Canım sıkılıyor bazen, blogdan bloga geziyorum. Follow ediyorum, comment ediyorum. Ama tüm bu süreç içerisinde canımı sıkan bir konu var. Başlıkta yazdığım olay.     

Biliyorum, bazı blog yazarları, özellikle tabuların gözüne parmak sokanlar, böyle çok affedersiniz sokmalı çıkarmalı yorumlar alıyorlar mütemadiyen. Haklı olarak annelerine gönderilen iyi dilekleri sabahtan akşama kadar, gelip yorumları gözden geçirene kadar cayır cayır yayınlanamak istemiyorlar. Bu grubu anlıyorum.       

Bir diğer grup da, gelen her yorumu görmek ve cevap olarak karşı-yorum yazmak istiyor ve yazıları her gün tekrar tekrar kontrol etmemek adına yorum denetimini etkinleştiriyor. Böylece gelen giden her şeyden haberleri oluyor. Bu grubu da anlayabilirim.    
Peki ya diğerleri? Bu iki gruba da girmeyenler? Bana saksı muamelesi yapamazsınız! En çok bana soracaksınız! diyenler? Ve bunun üzerine yorum denetlemesi koyup benim sinirimi zıplatanlar? Arkadaşların bloglarına yorum yapıyorum-denetim yok. Kendi bloguma bakıyorum-denetim yok. Surf yaparken bir bloga denk geliyorum, bir şeyler yazayım diyorum-hooop denetim! Göt lalesi gibi hissediyorum valla kendimi. Sanki biri ordan çıkıp "Kodumun pastası, sen kimsin ki duvar dibine işiyosun?" diyormuş gibi...   
Öyle ya da böyle, şu yorum denetimi olayı biraz kalkmış göt izlenimi uyandırıyor bende. İşim gücüm yokmuş gibi(çaktırmayın, yok) her gün son haftanın postlarını kontrol ediyorum ben, yorumlar için. Bir hafta öncesine de denetim koydum, ama şimdiye kadar 2 tane falan çıktı bir haftadan eski yazılara yorum yapan. Darn benim blogumu kimse okumadığından, çok hit alanlara çemkiriyorum şu an. Hehehe. Salla ya. Denetim menetim, seviyorum sizi bloggerlar. Öptm by.

17 Ocak 2010 Pazar

AVATAR

      11'e 10 kala buluştuk, 11'de Avatar'ı izlemeye başladık bugün. Selam yok, sabah yok; deli şeyetmiş gibi koştuk 3D salonuna.  

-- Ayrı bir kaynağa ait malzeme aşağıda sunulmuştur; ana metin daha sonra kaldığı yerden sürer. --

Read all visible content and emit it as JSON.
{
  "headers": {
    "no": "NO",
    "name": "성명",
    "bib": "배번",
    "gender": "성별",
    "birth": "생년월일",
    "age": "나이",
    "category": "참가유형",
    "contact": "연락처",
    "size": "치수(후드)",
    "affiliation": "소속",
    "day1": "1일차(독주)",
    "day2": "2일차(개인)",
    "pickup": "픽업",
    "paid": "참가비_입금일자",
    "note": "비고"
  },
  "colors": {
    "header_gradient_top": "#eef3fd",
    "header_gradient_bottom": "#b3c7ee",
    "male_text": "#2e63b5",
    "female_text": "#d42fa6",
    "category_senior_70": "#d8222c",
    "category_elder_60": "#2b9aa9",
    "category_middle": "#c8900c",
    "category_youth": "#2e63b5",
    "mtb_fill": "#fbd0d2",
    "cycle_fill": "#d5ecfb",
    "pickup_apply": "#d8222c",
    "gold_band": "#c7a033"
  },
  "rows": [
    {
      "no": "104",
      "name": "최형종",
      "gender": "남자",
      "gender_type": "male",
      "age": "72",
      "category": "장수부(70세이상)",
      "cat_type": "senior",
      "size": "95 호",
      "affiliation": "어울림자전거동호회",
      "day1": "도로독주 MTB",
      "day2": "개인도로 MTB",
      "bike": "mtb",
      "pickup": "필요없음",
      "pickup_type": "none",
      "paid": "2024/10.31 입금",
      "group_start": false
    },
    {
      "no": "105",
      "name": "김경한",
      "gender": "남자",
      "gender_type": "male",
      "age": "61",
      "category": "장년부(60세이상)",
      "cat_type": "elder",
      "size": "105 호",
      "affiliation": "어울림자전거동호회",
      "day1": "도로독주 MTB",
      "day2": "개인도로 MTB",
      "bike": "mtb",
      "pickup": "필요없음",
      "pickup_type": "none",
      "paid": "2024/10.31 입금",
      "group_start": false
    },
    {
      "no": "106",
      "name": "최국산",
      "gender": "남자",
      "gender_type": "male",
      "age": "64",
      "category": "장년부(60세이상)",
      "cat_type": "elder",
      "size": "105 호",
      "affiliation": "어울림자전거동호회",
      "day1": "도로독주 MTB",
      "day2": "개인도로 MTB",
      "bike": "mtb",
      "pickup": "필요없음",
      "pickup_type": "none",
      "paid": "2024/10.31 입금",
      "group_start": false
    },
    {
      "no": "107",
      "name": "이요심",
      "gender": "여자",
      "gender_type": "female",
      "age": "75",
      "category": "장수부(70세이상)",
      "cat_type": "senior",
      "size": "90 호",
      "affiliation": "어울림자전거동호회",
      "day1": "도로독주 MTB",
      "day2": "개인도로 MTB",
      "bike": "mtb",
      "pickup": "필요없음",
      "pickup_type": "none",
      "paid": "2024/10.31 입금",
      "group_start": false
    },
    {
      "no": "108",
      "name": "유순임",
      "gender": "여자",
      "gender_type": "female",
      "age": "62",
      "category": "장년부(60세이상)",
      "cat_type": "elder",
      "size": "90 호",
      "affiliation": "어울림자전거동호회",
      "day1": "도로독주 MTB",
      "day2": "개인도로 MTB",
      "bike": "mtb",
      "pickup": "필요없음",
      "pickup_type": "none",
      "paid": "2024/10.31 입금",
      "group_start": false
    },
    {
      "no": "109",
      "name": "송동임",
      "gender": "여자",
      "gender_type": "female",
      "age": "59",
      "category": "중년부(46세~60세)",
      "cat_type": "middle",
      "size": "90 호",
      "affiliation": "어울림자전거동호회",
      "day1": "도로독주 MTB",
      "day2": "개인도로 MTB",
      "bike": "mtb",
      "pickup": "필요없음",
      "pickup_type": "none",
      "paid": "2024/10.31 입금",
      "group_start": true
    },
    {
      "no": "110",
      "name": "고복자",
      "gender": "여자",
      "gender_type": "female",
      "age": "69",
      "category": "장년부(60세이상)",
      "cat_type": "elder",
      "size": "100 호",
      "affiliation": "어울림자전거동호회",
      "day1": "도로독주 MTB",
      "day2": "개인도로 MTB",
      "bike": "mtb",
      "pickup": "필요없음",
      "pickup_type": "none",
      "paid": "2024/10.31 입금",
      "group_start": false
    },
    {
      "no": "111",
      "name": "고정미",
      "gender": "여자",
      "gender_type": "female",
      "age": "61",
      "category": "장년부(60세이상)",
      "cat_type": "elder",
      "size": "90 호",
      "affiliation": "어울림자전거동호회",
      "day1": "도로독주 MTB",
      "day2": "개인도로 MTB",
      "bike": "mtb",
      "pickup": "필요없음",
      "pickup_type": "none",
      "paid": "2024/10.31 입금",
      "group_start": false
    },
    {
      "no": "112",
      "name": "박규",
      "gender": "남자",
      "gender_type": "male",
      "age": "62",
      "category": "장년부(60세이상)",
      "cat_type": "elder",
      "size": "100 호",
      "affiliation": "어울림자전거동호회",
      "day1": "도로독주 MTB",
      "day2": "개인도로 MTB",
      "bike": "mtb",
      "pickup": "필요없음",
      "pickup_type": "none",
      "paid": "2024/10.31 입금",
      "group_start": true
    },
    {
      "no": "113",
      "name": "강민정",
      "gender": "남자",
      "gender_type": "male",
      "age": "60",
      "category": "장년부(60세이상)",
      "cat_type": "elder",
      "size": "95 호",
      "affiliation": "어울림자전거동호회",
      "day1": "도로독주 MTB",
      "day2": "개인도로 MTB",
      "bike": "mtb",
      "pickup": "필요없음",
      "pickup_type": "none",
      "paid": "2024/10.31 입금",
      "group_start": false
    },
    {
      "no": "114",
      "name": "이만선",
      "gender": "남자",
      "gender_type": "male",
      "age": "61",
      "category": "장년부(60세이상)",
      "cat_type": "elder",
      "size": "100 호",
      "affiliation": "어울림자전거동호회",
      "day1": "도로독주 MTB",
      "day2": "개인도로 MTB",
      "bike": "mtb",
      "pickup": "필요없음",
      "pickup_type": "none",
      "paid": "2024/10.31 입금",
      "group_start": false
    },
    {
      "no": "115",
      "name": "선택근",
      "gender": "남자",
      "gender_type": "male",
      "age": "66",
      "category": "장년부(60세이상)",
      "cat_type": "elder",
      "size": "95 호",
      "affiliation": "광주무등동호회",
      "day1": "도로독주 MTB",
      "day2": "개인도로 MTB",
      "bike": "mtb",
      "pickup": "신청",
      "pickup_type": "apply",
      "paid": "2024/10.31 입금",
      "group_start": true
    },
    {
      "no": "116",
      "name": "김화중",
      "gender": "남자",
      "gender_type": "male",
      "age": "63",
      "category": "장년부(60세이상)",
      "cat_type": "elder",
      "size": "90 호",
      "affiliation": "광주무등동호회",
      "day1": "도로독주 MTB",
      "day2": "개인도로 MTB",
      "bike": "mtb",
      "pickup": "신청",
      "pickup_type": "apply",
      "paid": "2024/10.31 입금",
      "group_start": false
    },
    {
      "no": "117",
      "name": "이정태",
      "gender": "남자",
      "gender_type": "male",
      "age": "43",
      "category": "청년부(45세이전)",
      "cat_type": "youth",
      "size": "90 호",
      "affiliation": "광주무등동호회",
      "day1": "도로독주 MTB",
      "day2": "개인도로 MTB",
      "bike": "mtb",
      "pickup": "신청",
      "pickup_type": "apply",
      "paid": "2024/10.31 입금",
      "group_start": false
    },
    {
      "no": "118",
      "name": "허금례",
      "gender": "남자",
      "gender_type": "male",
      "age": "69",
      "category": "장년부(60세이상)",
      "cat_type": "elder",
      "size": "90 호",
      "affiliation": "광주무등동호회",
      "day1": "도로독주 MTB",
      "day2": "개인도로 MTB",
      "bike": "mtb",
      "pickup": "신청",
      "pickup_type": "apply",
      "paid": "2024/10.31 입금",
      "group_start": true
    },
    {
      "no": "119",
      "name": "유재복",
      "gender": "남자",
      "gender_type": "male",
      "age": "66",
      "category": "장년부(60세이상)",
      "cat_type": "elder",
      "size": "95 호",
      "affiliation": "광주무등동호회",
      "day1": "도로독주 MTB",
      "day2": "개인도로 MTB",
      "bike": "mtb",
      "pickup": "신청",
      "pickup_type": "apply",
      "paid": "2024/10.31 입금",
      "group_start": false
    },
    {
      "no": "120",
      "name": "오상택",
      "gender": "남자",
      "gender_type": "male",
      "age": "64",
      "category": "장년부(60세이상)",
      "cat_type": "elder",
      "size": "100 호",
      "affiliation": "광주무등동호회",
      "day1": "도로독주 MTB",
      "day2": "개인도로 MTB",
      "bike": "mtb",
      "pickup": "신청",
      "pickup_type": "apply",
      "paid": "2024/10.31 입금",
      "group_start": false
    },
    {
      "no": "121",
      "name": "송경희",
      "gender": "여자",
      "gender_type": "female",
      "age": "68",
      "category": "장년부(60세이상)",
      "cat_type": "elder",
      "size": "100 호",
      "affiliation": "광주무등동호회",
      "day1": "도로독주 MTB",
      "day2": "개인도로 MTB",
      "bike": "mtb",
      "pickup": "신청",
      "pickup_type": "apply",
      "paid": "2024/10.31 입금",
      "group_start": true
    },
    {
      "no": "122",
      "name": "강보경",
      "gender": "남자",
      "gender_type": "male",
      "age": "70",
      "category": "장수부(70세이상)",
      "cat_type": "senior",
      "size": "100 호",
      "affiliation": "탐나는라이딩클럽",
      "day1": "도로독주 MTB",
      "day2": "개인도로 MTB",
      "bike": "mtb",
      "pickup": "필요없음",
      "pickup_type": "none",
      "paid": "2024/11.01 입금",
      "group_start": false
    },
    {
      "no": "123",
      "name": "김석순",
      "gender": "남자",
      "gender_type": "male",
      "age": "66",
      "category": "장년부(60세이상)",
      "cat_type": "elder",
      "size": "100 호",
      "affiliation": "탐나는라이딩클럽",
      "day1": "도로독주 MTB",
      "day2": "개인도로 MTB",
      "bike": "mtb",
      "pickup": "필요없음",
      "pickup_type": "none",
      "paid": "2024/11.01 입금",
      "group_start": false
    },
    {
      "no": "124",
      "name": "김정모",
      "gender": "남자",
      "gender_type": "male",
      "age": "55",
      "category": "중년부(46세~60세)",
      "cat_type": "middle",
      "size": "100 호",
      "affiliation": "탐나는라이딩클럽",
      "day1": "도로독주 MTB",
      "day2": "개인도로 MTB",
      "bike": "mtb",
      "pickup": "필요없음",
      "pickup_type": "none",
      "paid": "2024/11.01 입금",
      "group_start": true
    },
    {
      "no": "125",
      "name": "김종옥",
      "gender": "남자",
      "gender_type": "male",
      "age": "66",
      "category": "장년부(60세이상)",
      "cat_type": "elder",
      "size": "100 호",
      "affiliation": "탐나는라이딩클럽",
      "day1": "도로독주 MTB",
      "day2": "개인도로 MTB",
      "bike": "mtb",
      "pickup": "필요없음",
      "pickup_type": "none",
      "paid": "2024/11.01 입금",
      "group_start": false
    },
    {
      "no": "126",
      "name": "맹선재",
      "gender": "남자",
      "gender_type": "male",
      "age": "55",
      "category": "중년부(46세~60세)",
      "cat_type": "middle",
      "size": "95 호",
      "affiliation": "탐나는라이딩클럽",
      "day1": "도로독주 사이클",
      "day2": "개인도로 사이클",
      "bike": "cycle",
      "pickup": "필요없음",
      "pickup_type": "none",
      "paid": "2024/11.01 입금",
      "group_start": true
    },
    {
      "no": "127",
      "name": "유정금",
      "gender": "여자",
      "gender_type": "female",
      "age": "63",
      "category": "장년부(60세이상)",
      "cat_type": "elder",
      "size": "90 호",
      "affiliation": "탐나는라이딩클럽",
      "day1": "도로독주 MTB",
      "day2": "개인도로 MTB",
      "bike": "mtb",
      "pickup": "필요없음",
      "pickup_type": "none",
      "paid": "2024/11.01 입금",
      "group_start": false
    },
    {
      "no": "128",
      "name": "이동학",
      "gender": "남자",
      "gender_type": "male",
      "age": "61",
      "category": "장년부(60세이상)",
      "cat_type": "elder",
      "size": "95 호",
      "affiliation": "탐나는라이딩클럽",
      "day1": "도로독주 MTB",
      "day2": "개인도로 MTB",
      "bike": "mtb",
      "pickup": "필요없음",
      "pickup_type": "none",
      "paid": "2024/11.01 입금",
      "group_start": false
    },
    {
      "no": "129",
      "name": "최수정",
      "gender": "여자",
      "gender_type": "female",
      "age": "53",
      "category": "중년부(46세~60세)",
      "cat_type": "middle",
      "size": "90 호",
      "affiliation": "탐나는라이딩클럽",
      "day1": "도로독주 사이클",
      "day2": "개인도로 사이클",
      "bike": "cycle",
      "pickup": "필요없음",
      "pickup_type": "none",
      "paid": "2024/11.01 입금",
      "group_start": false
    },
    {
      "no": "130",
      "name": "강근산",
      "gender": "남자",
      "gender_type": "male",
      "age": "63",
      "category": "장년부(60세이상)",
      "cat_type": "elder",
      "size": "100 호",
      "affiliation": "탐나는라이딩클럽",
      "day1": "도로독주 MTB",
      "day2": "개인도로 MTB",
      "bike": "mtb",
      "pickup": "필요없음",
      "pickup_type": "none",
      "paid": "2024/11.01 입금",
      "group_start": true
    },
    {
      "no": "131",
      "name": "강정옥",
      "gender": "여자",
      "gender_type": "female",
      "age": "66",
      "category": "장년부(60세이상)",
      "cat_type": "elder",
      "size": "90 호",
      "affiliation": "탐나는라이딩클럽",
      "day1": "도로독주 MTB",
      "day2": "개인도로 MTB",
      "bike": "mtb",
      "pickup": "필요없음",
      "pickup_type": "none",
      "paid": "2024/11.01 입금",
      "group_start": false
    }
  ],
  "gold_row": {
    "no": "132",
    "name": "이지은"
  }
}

   Filmi çok beğendim. Konusu olmasa, hiçbir şeyden bahsetmese, sesi fln dahi olmasa bile sırf görselleği için izlenebilecek bir filmdi. Yalnızca üç boyutlu oluşundan ve kullanılan özel efektlerden bahsetmiyorum. Renkler, çiçekler, ağaçlar, Nav'i ırkının mükemmel vücutları, envai çeşit uçan kaçan yaratık...
   Bu arada konu olmasa da izlenir derken, konusu yoktu demek istemedim. Konusu, sesi olmasa bile ağzımı ayırır, izlerdim. O denli müthişti yani. Konusuna gelince, sıradandı denebilir. İyi-kötü savaşıyor, iyiler kazanıyor, bu arada da esas kızla esas oğlan aşk yaşıyor. Ama o kadar göz alıcı bir film ki; neyden bahsettiğini düşünmüyor bile insan. Beyaz perdeye teslim; dalıp gidiveriyor...   
  Henüz filmi izlememiş olan varsa, mutlaka gidip izlesin. Sonra pişman olursunuz, kafanızı taşlara vurursunuz. Öyle torrentten indirilip laptopta izlenecek bir film değil çünkü. Güzel, konforlu bir 3D sinemada patlamış mısır+kola+sevgili eşliğinde izlemek lazım. Bak, mutlaka diyorum.

16 Ocak 2010 Cumartesi

Kalbim Ege'de Kaldı...




İzmir'deyim

Mehtap'la bir saatlik bir yolculuğun ardından İzmir'e ayak bastık. Gidip gideceğim ilk yer ise IKEA oldu nedense. :) Orada bi güzel yemek yedik annemlerle, ama annem çok yorgun olduğu için mağazayı gezmedik. Keşke gezseydik. Bi sürü güzel güzel kapaklı kaplar alırdım gene. Her tarafım kap oldu zaten evde. Dolap benim değil, masam bile benim değil; ama 20+ kapaklı kap var evde. İşin garibi, hepsi de dolu. Hatta bana kafayı yedirecek kadar dolu. Bir domates kessem koyacak kap yok. Genetik sanırım bu. Aynısı annemde de var!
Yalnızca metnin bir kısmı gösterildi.